Ostensibly based on true events (but let’s be serious, there’s no way any of this really happened to the degree we see here), Cocaine Bear could be a proto-sequel to Tom Cruise‘s American Made in a funny way – In the spring of 1985, a drug dealer airdrops bricks of cocaine in the Tennessee mountains, but gets himself knocked out and falls to his death with over 70 pounds of the drug.

A bear consumes the cocaine and begins jonesing for the powder, attacking anyone coming in the area, including two inept drug dealers and their boss (Alden Ehrenreich, O’Shea Jackson Jr., and Ray Liotta in one of his final roles), a mother (Keri Russell), her hooky-playing daughter (Brooklynn Prince) and best friend (Christian Convery), a cop in pursuit of the drugs (Isiah Whitlock Jr.), and two park rangers (Margo Martindale and Jesse Tyler Ferguson).

Frankly, most of these characters aren’t very compelling; a lot of the time we’re just waiting for the bear to show up and wreak havoc. But when it does appear, Banks knows how to ramp up the tension right along with the humor and the ridiculousness of the situation.
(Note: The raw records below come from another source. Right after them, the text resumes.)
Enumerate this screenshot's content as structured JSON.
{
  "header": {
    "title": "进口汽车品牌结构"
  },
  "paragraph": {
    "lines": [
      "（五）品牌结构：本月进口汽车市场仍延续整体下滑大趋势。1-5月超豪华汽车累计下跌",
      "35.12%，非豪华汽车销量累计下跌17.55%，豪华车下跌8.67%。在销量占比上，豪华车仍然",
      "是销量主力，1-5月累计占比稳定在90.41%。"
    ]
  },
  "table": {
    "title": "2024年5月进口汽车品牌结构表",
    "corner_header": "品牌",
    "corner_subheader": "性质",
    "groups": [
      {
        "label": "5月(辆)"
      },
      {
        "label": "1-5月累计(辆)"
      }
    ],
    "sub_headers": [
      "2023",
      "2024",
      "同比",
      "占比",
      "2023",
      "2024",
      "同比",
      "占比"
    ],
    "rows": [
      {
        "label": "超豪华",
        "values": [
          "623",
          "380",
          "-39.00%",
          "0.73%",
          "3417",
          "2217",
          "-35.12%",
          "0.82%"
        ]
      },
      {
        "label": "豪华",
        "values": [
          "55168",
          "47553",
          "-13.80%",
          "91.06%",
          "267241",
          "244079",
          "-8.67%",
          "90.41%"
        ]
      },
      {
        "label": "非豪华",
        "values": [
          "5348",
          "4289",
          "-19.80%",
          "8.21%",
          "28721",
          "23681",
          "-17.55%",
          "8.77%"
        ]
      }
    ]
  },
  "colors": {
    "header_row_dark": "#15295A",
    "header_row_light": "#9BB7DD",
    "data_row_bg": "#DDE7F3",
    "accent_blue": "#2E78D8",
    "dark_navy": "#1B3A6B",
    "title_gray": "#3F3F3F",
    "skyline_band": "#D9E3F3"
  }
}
If my audience was any indication, there was much ensuing of hilarity.

Cocaine Bear isn’t hitting its targets with any real precision – it doesn’t have to. The target is basically the size of a mountain – it’s pretty tough to miss. What’s fun about Cocaine Bear is that Elizabeth Banks is willing to explore just how extreme a movie called Cocaine Bear can get. She’s unloading at that mountain with her entire arsenal, and more often than not, she’s pounding that sucker.

Cocaine Bear could have called its shot and went for a PG-13 and audiences would have happily went. Instead, Cocaine Bear is a pretty hard R, full of spectacular gore and intense moments. It’s all in good fun, but Banks could have pulled punches and she doesn’t do that at all.

We like these characters just enough to wince a little when many of them become bear fodder, but we didn’t buy tickets to see NY-QUIL BEAR, did we? No we did not.

Movies like Cocaine Bear are difficult to review — as I said, anyone buying a ticket to a movie like this knows what they want and the movie delivers just as advertised — so the only angle is just how much the filmmakers commit to the premise. So let’s just say that the filmmakers get high on their own supply a lot here.

Cocaine Bear‘s dumb but not insulting, stupid but clever, and it’s in on the joke just as much as the audience is. It’s a movie engineered to be a ride – it’s practically Meme: The Movie if you want to be honest, and while I suspect Cocaine Bear will disappear like cotton candy (or a couple of lines at a 1980s dance party) over time, while you’re under its influence, it feels great.

We all have to come down sometime, but in the thick of it, Cocaine Bear puts a smile on even the most jaded filmgoer’s face. Bring the powdered donuts and have a ball.

COCAINE BEAR REVIEW SCORE: 7 OUT OF 10

Universal PicturesCocaine Bear is now playing in theaters. The movie is rated R for bloody violence and gore, drug content and language throughout.